Better, But the Same Stuff

Life Church is much better than most of the churches with which I’ve associated in the past, but it’s still a Western church.
I’ve been attending the local campus of Life Church a few weeks now. This week began a series on “Because of You” and all the wonderful things they’ve done with the money and labor resources people have contributed. I must applaud the emphasis on pay-as-you-go building programs, the emphasis on people instead of programs, etc. I wish I could see more of this, and if you have time, I would encourage you to watch the video of the first message. It’s hard to argue with success.
I cannot deny the hand of God is supporting this, if only because it’s the best game in town. God isn’t that picky when it comes to this sort of thing. The closer you get to His ethics and morals, the better things work in the long run. I can’t pretend to know whether any of this is just good showmanship and how much is the real deal, but for now, it’s nice to be standing near it.
They are overlapping between Western Christianity and the Network Civilization. They are on the borderlands of what will someday be the world as we know it. I know of no other religious organization forging into this area. They are giving away all the software they develop, including the package which runs their online church. They give away their smartphone Bible application for free. They understand the necessity of this sort of thing, which is why it will prosper far into the future.

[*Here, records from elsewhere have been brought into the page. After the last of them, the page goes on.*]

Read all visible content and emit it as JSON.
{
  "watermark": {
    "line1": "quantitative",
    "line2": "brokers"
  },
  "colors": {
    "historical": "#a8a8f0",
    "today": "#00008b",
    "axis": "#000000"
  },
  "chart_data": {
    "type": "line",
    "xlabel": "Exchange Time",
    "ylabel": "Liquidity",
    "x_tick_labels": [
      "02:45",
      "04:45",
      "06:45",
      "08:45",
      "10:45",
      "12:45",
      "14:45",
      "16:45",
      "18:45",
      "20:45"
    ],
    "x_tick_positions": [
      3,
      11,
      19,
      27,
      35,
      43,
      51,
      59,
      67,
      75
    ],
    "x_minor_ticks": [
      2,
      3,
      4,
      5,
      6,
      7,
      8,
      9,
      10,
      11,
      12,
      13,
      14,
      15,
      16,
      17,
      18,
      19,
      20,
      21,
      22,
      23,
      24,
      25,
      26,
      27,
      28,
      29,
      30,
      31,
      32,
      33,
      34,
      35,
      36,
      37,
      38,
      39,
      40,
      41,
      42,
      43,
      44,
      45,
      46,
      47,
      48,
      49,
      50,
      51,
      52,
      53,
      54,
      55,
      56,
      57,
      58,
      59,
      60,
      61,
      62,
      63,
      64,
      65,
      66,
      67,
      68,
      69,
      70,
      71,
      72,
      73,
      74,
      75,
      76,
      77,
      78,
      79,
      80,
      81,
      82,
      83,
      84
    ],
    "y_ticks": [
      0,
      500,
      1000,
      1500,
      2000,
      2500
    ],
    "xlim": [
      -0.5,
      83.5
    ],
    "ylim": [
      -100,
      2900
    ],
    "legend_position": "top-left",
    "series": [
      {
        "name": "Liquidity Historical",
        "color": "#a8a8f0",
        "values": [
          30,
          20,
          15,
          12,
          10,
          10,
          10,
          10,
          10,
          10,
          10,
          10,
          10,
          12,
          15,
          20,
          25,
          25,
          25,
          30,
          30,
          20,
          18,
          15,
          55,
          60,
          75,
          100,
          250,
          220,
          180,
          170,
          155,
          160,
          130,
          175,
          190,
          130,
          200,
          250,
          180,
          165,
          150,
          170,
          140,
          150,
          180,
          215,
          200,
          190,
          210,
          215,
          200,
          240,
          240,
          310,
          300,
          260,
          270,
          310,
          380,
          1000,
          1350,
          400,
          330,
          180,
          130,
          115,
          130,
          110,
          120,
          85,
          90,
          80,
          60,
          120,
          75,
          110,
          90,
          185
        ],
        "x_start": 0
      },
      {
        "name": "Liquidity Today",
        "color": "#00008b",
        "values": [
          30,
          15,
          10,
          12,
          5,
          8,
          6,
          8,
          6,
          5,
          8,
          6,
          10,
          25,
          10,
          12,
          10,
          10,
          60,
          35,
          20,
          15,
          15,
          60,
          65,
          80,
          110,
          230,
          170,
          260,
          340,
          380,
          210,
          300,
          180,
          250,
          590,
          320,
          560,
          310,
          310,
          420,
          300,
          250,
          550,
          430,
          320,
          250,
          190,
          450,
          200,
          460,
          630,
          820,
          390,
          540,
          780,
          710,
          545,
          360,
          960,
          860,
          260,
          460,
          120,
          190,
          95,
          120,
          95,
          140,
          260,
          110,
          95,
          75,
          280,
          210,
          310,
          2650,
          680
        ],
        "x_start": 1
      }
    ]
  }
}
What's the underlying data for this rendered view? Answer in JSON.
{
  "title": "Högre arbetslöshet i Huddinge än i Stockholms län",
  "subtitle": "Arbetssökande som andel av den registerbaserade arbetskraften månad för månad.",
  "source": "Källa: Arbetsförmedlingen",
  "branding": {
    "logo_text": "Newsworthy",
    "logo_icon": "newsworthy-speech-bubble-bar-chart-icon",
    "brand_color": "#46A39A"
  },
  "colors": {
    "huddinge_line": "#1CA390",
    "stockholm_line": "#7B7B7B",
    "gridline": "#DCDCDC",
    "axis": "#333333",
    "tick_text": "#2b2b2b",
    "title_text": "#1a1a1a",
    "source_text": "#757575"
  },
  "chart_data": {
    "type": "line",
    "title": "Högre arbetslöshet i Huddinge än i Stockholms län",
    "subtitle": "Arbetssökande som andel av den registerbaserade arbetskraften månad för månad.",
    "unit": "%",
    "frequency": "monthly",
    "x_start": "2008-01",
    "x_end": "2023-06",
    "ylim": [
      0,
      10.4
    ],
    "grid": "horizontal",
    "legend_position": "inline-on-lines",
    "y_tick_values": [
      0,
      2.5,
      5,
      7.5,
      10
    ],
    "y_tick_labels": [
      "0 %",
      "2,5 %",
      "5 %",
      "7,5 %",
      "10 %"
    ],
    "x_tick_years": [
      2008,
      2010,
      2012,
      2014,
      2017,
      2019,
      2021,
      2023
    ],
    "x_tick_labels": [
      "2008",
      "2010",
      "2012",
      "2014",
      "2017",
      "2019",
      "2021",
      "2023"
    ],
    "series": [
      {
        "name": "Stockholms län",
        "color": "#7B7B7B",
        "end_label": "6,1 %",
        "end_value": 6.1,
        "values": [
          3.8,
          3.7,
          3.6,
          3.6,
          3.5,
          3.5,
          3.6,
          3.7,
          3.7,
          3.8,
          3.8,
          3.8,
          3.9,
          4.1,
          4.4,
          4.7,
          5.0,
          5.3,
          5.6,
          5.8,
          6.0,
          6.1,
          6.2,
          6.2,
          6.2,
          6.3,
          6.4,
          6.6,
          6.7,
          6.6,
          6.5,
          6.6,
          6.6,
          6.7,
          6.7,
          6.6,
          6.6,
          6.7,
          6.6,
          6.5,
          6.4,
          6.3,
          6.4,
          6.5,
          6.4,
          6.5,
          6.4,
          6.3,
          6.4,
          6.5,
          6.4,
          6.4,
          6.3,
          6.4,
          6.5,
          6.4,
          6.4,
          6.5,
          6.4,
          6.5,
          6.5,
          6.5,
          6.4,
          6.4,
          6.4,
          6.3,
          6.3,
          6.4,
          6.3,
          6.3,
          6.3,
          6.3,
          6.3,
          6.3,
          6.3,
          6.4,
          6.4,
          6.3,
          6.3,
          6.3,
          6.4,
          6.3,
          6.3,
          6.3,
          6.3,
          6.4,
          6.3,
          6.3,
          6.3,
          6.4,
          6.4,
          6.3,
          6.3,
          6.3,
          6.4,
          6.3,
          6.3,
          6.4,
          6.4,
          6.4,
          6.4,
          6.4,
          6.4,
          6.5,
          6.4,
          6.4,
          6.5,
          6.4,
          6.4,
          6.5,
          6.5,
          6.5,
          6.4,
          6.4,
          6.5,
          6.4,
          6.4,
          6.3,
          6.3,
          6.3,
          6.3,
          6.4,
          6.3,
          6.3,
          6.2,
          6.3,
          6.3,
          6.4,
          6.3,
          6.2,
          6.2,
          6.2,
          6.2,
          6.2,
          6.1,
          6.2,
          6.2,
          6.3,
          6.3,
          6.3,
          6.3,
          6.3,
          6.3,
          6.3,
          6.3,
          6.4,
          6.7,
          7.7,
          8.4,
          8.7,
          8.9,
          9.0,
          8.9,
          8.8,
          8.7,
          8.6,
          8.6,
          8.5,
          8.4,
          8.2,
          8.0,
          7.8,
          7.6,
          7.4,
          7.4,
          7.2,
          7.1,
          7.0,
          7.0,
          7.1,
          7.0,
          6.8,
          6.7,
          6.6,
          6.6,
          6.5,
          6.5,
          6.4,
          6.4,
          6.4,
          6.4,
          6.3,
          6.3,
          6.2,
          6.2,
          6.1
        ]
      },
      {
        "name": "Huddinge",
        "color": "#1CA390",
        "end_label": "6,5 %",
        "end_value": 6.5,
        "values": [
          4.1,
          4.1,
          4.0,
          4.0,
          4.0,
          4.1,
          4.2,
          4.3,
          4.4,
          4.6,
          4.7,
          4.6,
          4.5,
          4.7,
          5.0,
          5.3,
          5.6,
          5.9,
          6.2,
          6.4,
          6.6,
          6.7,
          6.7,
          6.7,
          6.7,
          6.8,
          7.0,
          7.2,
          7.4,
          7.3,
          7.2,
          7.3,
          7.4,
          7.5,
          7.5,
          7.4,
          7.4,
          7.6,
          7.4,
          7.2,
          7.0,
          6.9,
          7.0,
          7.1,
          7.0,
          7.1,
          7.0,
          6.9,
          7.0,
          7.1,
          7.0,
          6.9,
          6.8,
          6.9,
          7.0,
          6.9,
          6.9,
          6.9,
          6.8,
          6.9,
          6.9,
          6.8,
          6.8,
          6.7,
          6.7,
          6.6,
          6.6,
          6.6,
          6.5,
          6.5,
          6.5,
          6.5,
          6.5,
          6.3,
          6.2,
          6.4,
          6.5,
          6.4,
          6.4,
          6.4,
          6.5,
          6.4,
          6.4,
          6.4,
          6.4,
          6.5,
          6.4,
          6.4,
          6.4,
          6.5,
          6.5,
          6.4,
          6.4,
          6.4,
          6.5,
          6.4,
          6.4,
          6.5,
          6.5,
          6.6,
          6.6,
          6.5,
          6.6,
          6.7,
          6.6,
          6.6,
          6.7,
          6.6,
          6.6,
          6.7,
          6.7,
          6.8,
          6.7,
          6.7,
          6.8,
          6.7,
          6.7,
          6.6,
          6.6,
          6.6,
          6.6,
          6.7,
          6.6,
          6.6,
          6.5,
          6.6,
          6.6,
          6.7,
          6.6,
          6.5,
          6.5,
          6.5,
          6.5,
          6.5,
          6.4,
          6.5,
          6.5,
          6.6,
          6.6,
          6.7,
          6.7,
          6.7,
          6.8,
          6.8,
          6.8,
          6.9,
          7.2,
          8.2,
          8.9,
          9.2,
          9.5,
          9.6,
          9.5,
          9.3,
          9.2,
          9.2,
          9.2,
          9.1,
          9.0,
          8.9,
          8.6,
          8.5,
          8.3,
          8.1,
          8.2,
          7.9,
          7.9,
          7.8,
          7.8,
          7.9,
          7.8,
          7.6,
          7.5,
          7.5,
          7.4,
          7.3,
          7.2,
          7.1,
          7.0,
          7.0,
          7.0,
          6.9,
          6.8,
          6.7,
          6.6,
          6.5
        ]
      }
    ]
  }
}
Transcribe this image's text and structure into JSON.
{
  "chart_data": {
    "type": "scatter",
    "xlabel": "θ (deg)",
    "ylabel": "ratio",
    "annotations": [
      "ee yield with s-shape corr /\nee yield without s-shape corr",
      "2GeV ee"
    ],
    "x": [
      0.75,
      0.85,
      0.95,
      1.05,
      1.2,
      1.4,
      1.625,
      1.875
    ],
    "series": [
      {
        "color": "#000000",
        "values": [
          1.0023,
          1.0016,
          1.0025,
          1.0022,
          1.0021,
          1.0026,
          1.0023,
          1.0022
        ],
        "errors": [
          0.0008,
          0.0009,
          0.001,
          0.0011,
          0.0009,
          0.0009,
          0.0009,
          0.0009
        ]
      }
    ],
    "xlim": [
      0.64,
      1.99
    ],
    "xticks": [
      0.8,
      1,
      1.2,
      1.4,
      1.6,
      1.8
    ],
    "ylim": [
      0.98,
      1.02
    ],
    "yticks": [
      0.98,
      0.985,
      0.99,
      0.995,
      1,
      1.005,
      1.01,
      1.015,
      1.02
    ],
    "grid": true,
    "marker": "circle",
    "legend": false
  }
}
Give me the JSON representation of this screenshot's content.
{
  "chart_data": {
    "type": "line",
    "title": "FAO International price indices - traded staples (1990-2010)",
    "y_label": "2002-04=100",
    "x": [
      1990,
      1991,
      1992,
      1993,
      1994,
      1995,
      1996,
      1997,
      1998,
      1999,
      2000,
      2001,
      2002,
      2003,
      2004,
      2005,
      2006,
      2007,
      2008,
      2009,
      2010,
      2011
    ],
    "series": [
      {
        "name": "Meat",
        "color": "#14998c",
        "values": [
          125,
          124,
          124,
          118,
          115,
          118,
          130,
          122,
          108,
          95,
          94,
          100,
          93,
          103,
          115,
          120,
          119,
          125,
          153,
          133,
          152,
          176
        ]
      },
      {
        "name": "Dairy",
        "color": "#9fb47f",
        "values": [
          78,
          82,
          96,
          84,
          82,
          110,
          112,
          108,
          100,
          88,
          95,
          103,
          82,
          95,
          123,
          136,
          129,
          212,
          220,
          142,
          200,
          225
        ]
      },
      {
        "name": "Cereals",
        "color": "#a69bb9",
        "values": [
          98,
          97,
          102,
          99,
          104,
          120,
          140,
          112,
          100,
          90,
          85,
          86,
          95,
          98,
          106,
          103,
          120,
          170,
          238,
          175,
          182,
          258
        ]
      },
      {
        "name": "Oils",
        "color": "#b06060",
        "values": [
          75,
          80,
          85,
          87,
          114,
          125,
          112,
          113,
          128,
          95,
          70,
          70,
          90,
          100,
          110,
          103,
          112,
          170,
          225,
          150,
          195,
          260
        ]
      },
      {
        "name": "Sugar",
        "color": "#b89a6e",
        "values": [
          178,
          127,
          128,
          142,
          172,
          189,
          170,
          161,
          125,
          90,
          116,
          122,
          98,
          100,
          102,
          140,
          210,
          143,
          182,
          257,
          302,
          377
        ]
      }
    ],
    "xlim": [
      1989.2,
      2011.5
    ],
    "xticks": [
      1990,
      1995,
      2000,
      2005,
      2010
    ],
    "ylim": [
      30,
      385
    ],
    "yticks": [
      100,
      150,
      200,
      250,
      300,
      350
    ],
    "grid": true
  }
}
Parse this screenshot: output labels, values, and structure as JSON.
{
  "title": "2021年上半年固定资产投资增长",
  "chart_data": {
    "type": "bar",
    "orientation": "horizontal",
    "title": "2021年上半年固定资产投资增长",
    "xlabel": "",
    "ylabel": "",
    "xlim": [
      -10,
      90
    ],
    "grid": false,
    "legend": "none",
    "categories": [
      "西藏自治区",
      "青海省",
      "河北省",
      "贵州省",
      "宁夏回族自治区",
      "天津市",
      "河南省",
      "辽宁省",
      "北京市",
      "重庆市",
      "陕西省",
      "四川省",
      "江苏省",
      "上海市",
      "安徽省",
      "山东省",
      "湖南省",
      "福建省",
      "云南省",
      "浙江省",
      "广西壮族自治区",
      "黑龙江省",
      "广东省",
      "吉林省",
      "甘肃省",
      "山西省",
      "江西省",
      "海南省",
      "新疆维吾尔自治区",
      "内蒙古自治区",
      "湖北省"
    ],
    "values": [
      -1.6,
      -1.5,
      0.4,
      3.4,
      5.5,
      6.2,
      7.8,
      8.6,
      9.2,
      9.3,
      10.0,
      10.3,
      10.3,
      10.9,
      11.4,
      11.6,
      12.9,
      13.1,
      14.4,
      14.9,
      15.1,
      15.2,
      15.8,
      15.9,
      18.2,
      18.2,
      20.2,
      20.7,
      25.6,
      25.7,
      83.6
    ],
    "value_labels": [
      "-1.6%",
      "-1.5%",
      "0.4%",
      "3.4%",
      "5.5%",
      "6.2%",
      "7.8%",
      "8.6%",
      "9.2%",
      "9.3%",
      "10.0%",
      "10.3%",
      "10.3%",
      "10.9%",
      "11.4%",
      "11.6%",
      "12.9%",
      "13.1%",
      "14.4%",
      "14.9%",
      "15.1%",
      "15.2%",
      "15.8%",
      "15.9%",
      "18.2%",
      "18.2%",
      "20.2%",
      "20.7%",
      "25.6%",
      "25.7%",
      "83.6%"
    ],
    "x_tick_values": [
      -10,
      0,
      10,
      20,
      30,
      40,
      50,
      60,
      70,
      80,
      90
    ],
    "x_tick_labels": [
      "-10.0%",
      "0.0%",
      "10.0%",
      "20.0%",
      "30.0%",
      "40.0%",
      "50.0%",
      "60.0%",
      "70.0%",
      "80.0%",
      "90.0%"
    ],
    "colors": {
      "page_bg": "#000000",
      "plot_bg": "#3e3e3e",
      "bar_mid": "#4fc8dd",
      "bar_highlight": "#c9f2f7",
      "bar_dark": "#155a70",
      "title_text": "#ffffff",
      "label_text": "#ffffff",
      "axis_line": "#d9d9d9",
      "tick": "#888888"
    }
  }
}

Still, too many of their organizational assumptions are rooted in the West. The one major flaw is blending the spiritual and organizational functions in the same leadership. The New Testament presumes dividing the spheres, so that their is a priestly function, and a ruling function, in some ways kept away from each other. That division is based on something fundamental to the nature of faith in God going back into ancient times, and it was prominent in the First Century churches. It’s also something built into human nature itself. In the long, this will create major headaches for them.
For now, they have zero interest in what I’m doing, and it’s wholly unlikely they will use me or any of my teaching. What that means is I have found a place where I can build some level of fellowship and human association necessary for survival in this broken world, but my real work for God will be outside that or any other church organization.
I am hardly surprised by this. What I believe and teach is admittedly too radical for most of the world. That was hardly the aim. I have been struggling mightily to understand things as they are, or as they were meant to be. I knew that was going to isolate me as soon as I realized the foundation included rejecting Western Civilization. It’s not as if I turned around one day and discovered I was out on the fringe of human thought; I knowingly followed a path which brought me here. I didn’t know where “here” would be in advance, but I knew where it wasn’t.
Despite a calling very much biblical in nature, I won’t be working within the church much as it now exists. I’m at peace with that, largely because there is no other alternative. I’ll follow along in worship and support them as much as their work coincides with mine, but I have a mission which isn’t theirs, and isn’t ever likely to be theirs.